With this change, the ground floor fire doors between the law building’s student lounge and the Euclid entrance have also been closed, but they are not locked. These changes took effect Jan. 7.
“These steps are being taken to help ensure the safety of our law school community,” Lee Fisher, dean of the Cleveland-Marshall College of Law, explained in an email that went out to the law school.
While Fisher’s email said that the law building and campus have had no major safety issues, another email from Will Dube, Cleveland State’s director of communications and media relations, explained that harassment contributed to the decision.
“We experienced numerous instances in which non-CSU affiliates entered the law building through the Euclid entrance and harassed students in the lounge and locker areas,” the email, which was forwarded by Dube without a clear author labeled, explained. “By converting the Euclid entrance to keycard access only, we hope to reduce these incidents.”
The other entrances to the building will remain unlocked as usual, according to the email.
“The Euclid entrance was identified as the main point of entry for the individuals who were exhibiting harassing behavior,” the email explained. “We will monitor the situation going forward and modify the policy as needed.”
The email also claimed that students were notified ahead of time, via a November 2018 email from Fisher, that the change would occur. However, the original email from Fisher was only sent to the law community, according to Carolyn Broering-Jacobs, the associate dean for administration.
Other Cleveland State students were not made aware of the change with Fisher’s email, regardless of several undergraduate courses occuring in law building lecture halls and the Law Library being open to the entire student body. No answer as to why students, in general, were not informed of the change was provided.
Euclid entrance access changes have also not been updated on the building’s hours listed online.
“There has been no change in building hours; therefore, there has been no update on the website,” the email Dube forwarded to The Cauldron explained.
However, on the Cleveland State website, all buildings that require card access for entry at any point are clearly labeled.
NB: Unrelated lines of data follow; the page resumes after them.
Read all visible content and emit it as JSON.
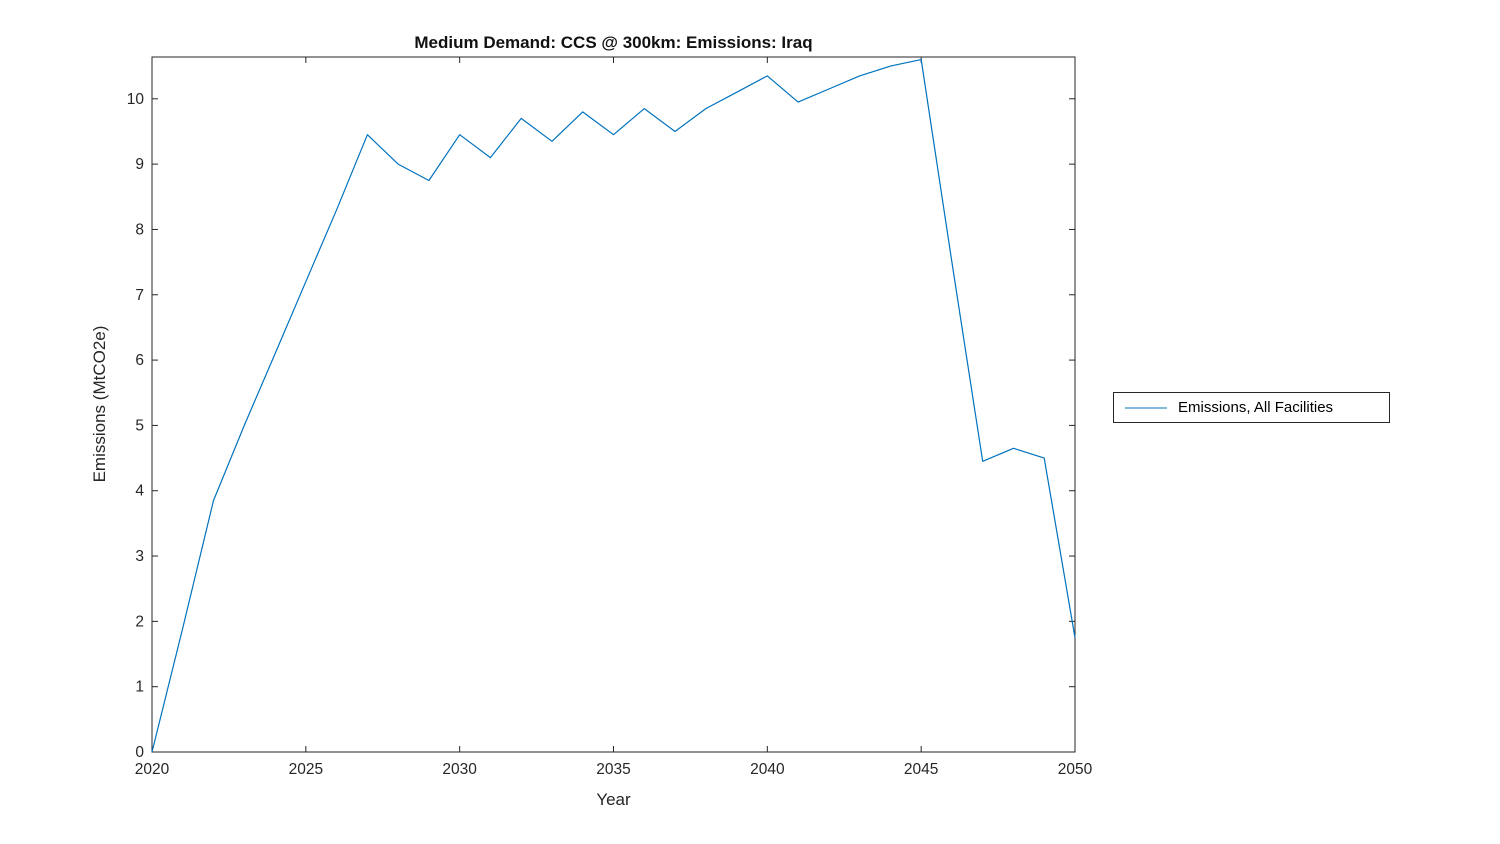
{
  "page": {
    "background": "#ffffff"
  },
  "chart_data": {
    "type": "line",
    "title": "Medium Demand: CCS @ 300km: Emissions: Iraq",
    "xlabel": "Year",
    "ylabel": "Emissions (MtCO2e)",
    "xlim": [
      2020,
      2050
    ],
    "ylim": [
      0,
      10.64
    ],
    "x_ticks": [
      2020,
      2025,
      2030,
      2035,
      2040,
      2045,
      2050
    ],
    "y_ticks": [
      0,
      1,
      2,
      3,
      4,
      5,
      6,
      7,
      8,
      9,
      10
    ],
    "grid": false,
    "legend": {
      "position": "right-outside",
      "entries": [
        "Emissions, All Facilities"
      ]
    },
    "line_color": "#0072BD",
    "axis_color": "#262626",
    "series": [
      {
        "name": "Emissions, All Facilities",
        "x": [
          2020,
          2021,
          2022,
          2023,
          2024,
          2025,
          2026,
          2027,
          2028,
          2029,
          2030,
          2031,
          2032,
          2033,
          2034,
          2035,
          2036,
          2037,
          2038,
          2039,
          2040,
          2041,
          2042,
          2043,
          2044,
          2045,
          2046,
          2047,
          2048,
          2049,
          2050
        ],
        "values": [
          0,
          1.9,
          3.85,
          5.0,
          6.1,
          7.2,
          8.3,
          9.45,
          9.0,
          8.75,
          9.45,
          9.1,
          9.7,
          9.35,
          9.8,
          9.45,
          9.85,
          9.5,
          9.85,
          10.1,
          10.35,
          9.95,
          10.15,
          10.35,
          10.5,
          10.6,
          7.5,
          4.45,
          4.65,
          4.5,
          1.75
        ]
      }
    ]
  }
}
The Law Building itself has three card access only listings that differ from Monday through Thursday, Saturday and Sunday.
That schedule can be found on the university’s access control webpage under “CSU Building Hours,” which explains that the schedule “represents normal semester building hours when the facility will have full services, including unlocked exterior doors.”
It is also the first link listed for anyone searching for Cleveland State’s building hours through Google, meaning visitors to the university who are not informed ahead of time would not know that the Euclid entrance is locked until arriving at the building’s main entrance.
Fisher’s original email instructed students, faculty and staff to direct their visitors to other entrances or plan to meet guests at the main entrance to let them in. For events, doors can be unlocked temporarily if plans are made in advance.